Sono tante le lettere, specialmente quelle indirizzate alla madre, in cui il Grande Esule parla della sua chitarra.

Nella foto si mostra una delle chitarre, che è custodita presso la Fondazione Mazziniana di Genova, costruita da un rinomato liutaio napoletano Gennaro Fabbricatore, detto il Fabbricatoriello, nel 1821.
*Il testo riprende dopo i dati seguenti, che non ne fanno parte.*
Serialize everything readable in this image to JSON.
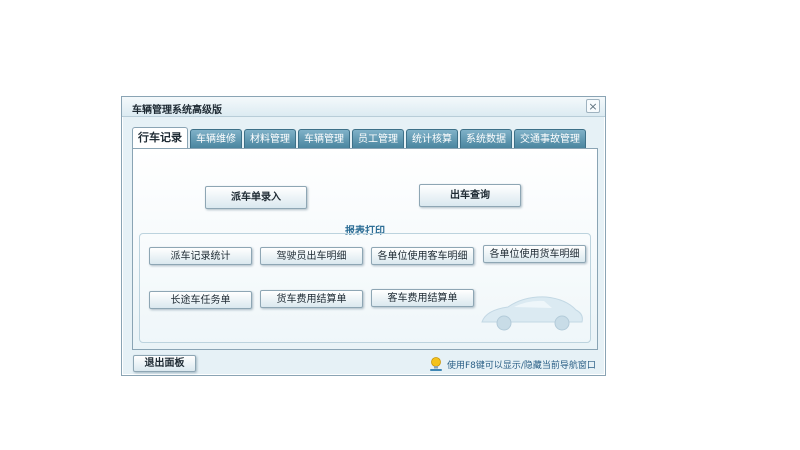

Mazzini fu autore del testo de ‘La Filosofia della musica’, pubblicato nel 1836, manoscritto con lo spartito autografo; il Canto delle mandriane bernesi che riproduce un canto popolare svizzero ascoltato nel 1836 durante l’esilio svizzero a Grenchen, ed alcuni spartiti musicali patriottici patrocinati dallo stesso Mazzini negli anni 60 del 1800.

Interessante la scoperta di un progetto mazziniano di una musica sociale e ‘rivoluzionaria’, che si inquadra in un più ampio contesto di uso emozionale della musica in politica. Interessante anche la riflessione che Mazzini fa sulla musica come chiave d’accesso alla natura autentica di un popolo, che lo porta ad incitare i giovani artisti perché si innalzino “colli studi de’ canti nazionali delle storie patrie’.